In 2018, as the China Initiative got underway, investigators from the Department of Defense and the National Institutes of Health approached Dr. Lieber to ask if he had taken part in the Thousand Talents programs. Over the weeklong trial, jurors heard from a series of witnesses who said that in both instances, Dr. Lieber had denied participating.
They also watched video clips from an F.B.I. interrogation, conducted on Jan. 28, 2020, the morning Dr. Lieber was arrested at 6:30 a.m. at his office at Harvard.
After initially asking for a lawyer, Dr. Lieber went on to answer the agents’ questions for about three hours, acknowledging at several points that he had misled investigators.
At first, he denied receiving income from the Wuhan university or participating in the Chinese recruitment program. Then the agents produced a series of documents, including contracts from 2011 and 2012, and Dr. Lieber examined them, remarking at one point, “I should pay more attention to what I’m signing.”
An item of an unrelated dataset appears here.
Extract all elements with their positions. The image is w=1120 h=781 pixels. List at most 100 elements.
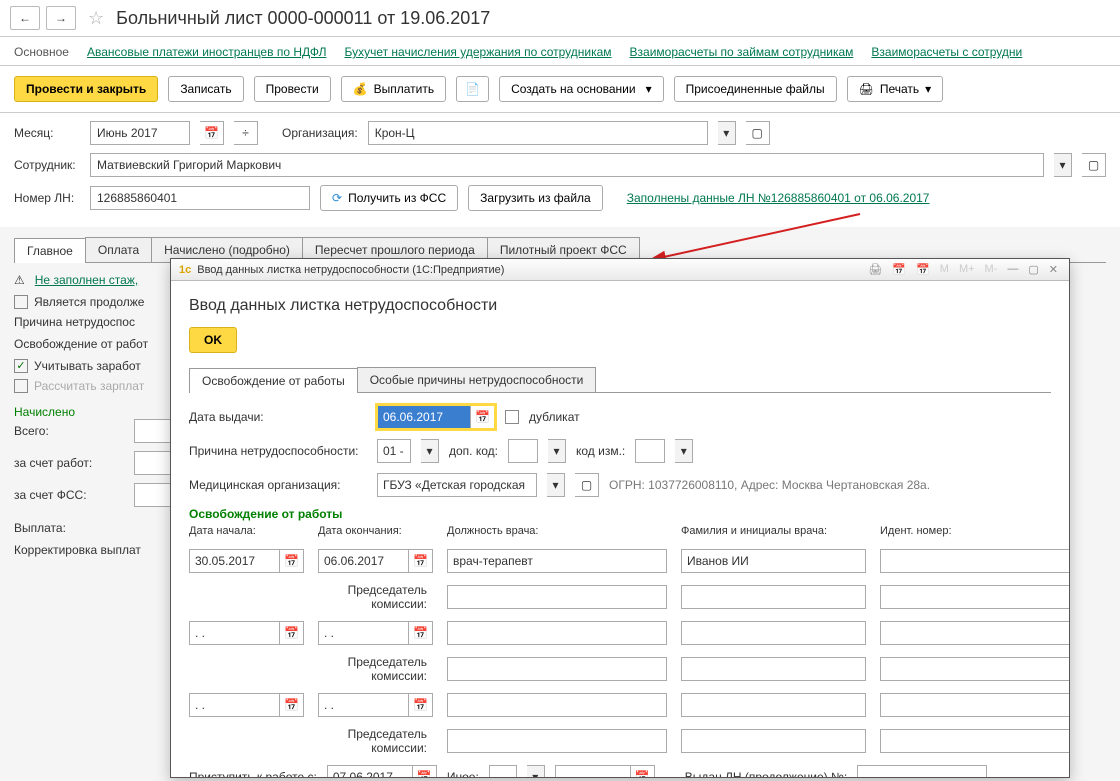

“That’s pretty damning,” he said. “Now that you bring it up, yes, I do remember.”
He went on to offer detail about his financial arrangements with the Wuhan university: A portion of his salary was deposited in a Chinese bank account and the remainder — an amount he estimated as between $50,000 and $100,000 — was paid in $100 bills, which he carried home in his luggage.
“They would give me a package, a brown thing with some Chinese characters on it, I would throw it in my bag,” he said. After returning home, he said, “I didn’t declare it, and that’s illegal.”
He acknowledged, as well, that he “wasn’t completely transparent by any stretch of the imagination” when approached by investigators from the Department of Defense in 2018, and that he was aware he might face charges.